Federal courts are also investigating an apparent compromise of the confidentiality of the federal courts’ electronic filing system, according to a memo and press release by the Administrative Office of the U.S. Courts.
Federal courts should accept highly sensitive documents only in paper form or on a secure electronic device, such as a thumb drive, according to new procedures announced Wednesday.

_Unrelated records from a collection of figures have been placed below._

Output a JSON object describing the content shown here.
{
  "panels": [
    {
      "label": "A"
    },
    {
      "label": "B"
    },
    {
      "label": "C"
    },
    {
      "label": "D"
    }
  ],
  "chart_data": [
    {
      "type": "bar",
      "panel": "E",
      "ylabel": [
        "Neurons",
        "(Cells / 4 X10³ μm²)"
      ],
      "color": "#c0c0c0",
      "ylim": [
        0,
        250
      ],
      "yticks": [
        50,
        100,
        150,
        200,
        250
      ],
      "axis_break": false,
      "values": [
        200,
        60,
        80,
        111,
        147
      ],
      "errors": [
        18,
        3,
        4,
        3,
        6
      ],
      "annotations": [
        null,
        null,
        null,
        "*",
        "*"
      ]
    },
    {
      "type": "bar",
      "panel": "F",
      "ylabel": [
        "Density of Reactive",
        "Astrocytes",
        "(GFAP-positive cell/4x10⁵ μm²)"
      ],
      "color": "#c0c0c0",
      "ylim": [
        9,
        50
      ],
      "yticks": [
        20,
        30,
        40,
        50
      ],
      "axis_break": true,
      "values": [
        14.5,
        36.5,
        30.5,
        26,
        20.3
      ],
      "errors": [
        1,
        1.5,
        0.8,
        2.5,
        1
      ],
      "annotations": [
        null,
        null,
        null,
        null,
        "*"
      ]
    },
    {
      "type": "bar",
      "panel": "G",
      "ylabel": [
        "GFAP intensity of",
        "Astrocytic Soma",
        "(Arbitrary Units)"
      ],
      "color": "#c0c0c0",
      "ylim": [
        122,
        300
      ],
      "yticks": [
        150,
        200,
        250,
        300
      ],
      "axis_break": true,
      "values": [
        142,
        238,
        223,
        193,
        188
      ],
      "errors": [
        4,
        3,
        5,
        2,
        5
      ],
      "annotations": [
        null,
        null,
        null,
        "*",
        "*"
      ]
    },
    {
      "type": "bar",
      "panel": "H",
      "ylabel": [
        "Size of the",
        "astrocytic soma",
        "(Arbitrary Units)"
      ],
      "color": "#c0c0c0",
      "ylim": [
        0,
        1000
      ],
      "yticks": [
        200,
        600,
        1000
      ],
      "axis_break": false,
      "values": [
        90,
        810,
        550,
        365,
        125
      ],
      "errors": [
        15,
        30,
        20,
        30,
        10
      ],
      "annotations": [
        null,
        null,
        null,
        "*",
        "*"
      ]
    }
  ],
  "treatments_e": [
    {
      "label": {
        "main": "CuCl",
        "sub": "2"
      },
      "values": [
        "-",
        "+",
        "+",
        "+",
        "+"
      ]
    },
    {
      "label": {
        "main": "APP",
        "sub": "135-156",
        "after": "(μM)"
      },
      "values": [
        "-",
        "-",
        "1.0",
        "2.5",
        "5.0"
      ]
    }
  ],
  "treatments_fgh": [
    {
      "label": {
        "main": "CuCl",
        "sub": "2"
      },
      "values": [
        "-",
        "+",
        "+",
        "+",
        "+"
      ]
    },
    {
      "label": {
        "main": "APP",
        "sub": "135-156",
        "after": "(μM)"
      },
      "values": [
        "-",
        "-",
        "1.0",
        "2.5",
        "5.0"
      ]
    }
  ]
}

Such documents should be stored in a secured stand-alone computer system and should not be uploaded to the Case Management/Electronic Case Files system, known as CM/ECF.
Lawyers told Bloomberg Law that the hack could have revealed sensitive corporate information about products, finances and sales figures.
“Everything from the algorithms ERISA providers use to evaluate investments to pharmaceutical companies’ formulations and chemical processes could be exposed via court documents,” the article says.
The exposed information could be used in stock trades or by foreign companies looking for a competitive advantage, the article says.
Information revealed in criminal cases could jeopardize government investigations and be used for blackmail, lawyers said.
The administrative office is working with the Department of Homeland Security to audit the CM/ECF system after discovery of the apparent compromise that was also due to the SolarWinds intrusion.
The federal courts suspended all use of the SolarWinds network monitoring and management tool after the DHS’s Cybersecurity and Infrastructure Security Agency warned of a known compromise in December.
Other agencies that were infiltrated in the cyberattack include the Treasury Department, the State Department, the Commerce Department, the Energy Department and parts of the Pentagon, according to the New York Times.
Updated Jan. 7 at 3:30 p.m. to include info from Bloomberg Law.